Yoinker is designed to download files from a specified URL and categorize them into folders based on their file types. It employs multi-threading for efficient parallel downloads.
Command-Line Arguments: The script accepts command-line arguments to configure its behaviour:
url: The URL from which to download files.
-o or --output: The output directory where downloaded files will be stored.
-t or --threads: The number of threads to use for parallel downloads.
--user-agent: A custom User-Agent string to use for HTTP requests.
- HTTP Session: The script creates an HTTP session with the specified User-Agent string.
- URL Validation: It checks if the provided URL is within the scope of the base URL to prevent downloading files from external websites.
- Page Content Fetching: The script fetches the HTML content of the initial URL and subsequent pages using the HTTP session.
- Link Extraction: It parses the HTML content to extract links to files and other pages within the specified scope.
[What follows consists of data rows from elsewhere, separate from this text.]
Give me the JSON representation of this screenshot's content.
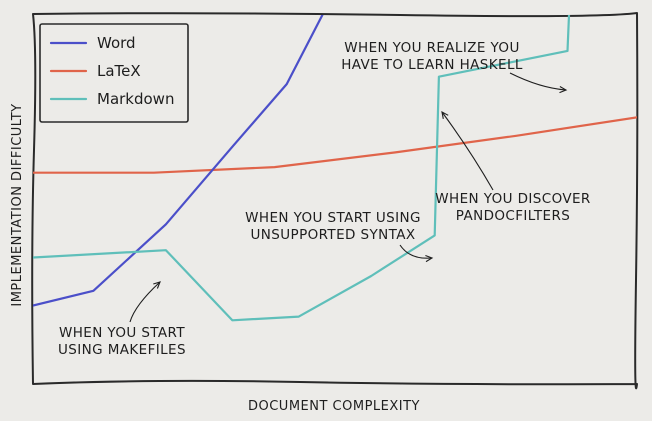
{
  "chart_data": {
    "type": "line",
    "title": "",
    "xlabel": "DOCUMENT COMPLEXITY",
    "ylabel": "IMPLEMENTATION DIFFICULTY",
    "xlim": [
      0,
      100
    ],
    "ylim": [
      0,
      100
    ],
    "grid": false,
    "legend_position": "top-left",
    "series": [
      {
        "name": "Word",
        "color": "#4b4fc9",
        "points": [
          [
            0,
            21
          ],
          [
            10,
            25
          ],
          [
            22,
            43
          ],
          [
            33,
            64
          ],
          [
            42,
            81
          ],
          [
            48,
            100
          ]
        ]
      },
      {
        "name": "LaTeX",
        "color": "#e0644a",
        "points": [
          [
            0,
            57
          ],
          [
            20,
            57
          ],
          [
            40,
            58.5
          ],
          [
            60,
            62.5
          ],
          [
            80,
            67
          ],
          [
            100,
            72
          ]
        ]
      },
      {
        "name": "Markdown",
        "color": "#5fbfba",
        "points": [
          [
            0,
            34
          ],
          [
            22,
            36
          ],
          [
            33,
            17
          ],
          [
            44,
            18
          ],
          [
            56,
            29
          ],
          [
            66.5,
            40
          ],
          [
            67.2,
            83
          ],
          [
            88.5,
            90
          ],
          [
            89,
            110
          ]
        ]
      }
    ],
    "annotations": [
      {
        "lines": [
          "WHEN YOU START",
          "USING MAKEFILES"
        ],
        "x": 21,
        "y": 35
      },
      {
        "lines": [
          "WHEN YOU START USING",
          "UNSUPPORTED SYNTAX"
        ],
        "x": 66.5,
        "y": 40
      },
      {
        "lines": [
          "WHEN YOU DISCOVER",
          "PANDOCFILTERS"
        ],
        "x": 68,
        "y": 83
      },
      {
        "lines": [
          "WHEN YOU REALIZE YOU",
          "HAVE TO LEARN HASKELL"
        ],
        "x": 88.5,
        "y": 90
      }
    ]
  }
}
- File Downloading: The script downloads files using multi-threading. It creates a progress bar for each file to provide real-time download status.
- Recursive Exploration: The script recursively explores pages within the specified scope, downloading files and following links to other pages.
- Download Metadata: It maintains a JSON metadata file that tracks the status of each downloaded file, including its URL, filename, status, and local path.
- Summary and Metadata Saving: After completing the download process, the script prints a summary of the total files attempted, successfully downloaded, and failed. It also saves the download metadata to a JSON file in the output directory.
This script provides a convenient way to download files from a website, categorize them, and track their download status. It leverages multi-threading to optimize the download process and provides a detailed summary of the results.